La giraffa in sala d’attesa Stanišić debutta a Udine
UDINE. Viene presentato oggi in anteprima a Udine, alle 20.30, all’Oratorio del Cristo, nell’ambito del festival Vicino/lontano il nuovo libro dello scrittore bosniaco Božidar Stanišić, “La giraffa in sala d’attesa” (Bottega Errante, euro 18). L’autore ne parlerà con la docente Alice Parmeggiani e col poeta Maurizio Mattiuzza. È la storia di una famiglia che decide di lasciare la Bosnia prima dello scoppio della guerra. Il viaggio li porterà in un campo profughi in Friuli Venezia Giulia e da lì a vivere in un appartamento a Udine. Il padre è un nostalgico marxista, la madre una donna fragile e forte allo stesso tempo, il figlio un uomo che ha deciso di girare il mondo con il solo scopo di fare soldi.
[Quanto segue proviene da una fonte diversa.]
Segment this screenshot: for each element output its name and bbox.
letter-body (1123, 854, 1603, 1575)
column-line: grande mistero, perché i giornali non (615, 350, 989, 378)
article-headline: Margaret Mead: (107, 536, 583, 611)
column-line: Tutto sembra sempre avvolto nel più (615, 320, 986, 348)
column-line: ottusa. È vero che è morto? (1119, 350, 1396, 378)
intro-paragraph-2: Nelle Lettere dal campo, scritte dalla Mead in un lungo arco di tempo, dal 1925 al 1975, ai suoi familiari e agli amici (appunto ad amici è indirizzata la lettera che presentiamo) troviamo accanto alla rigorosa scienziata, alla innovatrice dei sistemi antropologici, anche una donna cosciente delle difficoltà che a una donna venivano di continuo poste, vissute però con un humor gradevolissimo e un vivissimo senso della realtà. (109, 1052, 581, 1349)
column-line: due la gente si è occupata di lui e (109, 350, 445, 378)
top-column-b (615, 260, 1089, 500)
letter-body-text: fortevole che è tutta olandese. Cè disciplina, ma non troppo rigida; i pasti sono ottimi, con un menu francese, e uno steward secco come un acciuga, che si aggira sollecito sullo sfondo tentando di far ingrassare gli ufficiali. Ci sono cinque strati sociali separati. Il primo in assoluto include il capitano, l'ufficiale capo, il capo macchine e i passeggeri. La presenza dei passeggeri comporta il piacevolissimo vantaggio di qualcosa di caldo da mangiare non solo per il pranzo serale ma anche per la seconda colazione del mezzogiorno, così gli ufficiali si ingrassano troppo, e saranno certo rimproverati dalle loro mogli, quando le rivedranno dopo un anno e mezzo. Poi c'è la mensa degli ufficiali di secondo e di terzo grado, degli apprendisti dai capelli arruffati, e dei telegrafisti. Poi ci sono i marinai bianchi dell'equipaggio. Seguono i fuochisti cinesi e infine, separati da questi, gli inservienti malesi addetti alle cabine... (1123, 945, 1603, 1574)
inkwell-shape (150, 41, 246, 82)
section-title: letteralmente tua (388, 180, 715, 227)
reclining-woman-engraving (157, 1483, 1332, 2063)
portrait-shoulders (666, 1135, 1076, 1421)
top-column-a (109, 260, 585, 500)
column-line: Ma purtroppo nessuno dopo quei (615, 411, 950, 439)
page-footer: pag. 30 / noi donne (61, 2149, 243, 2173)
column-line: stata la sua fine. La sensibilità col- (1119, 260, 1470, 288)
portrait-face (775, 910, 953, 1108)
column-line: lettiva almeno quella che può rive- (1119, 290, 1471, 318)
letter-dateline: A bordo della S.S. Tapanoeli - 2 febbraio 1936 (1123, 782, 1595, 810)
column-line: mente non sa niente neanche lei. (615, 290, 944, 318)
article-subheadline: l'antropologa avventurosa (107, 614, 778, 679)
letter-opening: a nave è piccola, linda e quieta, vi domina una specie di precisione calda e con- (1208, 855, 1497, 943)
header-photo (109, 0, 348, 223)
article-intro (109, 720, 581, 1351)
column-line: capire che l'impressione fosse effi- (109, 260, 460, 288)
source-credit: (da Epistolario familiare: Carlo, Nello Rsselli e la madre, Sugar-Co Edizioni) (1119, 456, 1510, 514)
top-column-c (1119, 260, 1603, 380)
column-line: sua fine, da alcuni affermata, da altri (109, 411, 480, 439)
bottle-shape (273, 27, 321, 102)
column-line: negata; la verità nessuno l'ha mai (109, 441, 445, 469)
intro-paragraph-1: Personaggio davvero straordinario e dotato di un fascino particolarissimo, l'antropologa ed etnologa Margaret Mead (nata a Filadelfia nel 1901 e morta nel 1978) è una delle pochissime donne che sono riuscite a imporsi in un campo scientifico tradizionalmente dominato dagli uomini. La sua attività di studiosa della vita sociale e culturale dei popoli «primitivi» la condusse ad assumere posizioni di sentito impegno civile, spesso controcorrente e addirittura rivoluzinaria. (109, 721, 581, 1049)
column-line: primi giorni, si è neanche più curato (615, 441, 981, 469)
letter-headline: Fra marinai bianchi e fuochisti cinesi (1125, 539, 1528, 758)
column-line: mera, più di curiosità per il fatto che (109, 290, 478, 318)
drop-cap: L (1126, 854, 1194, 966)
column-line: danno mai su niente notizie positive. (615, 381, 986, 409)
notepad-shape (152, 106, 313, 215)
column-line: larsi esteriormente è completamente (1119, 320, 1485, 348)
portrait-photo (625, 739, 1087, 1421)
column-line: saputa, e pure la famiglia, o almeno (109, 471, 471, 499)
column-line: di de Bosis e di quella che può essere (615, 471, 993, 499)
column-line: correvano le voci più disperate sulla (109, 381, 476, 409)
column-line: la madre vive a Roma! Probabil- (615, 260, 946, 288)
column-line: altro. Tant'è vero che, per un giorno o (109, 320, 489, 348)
La figlia, Valentina, è la voce narrante che da Bologna torna dapprima a Udine dalla madre, per poi trasferirsi a San Diego, in California. Un libro fatto di relazioni familiari, dialoghi serrati che raccontano un universo altro, il rapporto con la lingua madre e con la terra di origine, l’accoglienza e l’integrazione in un mondo nuovo.
Stanišić, autore de “I buchi neri di Sarajevo” (Mgs 1993, poi Bottega Errante) e grande conoscitore dell’opera di Ivo Andrić, è fuggito dal suo paese nel ’92 e da allora vive a Zugliano.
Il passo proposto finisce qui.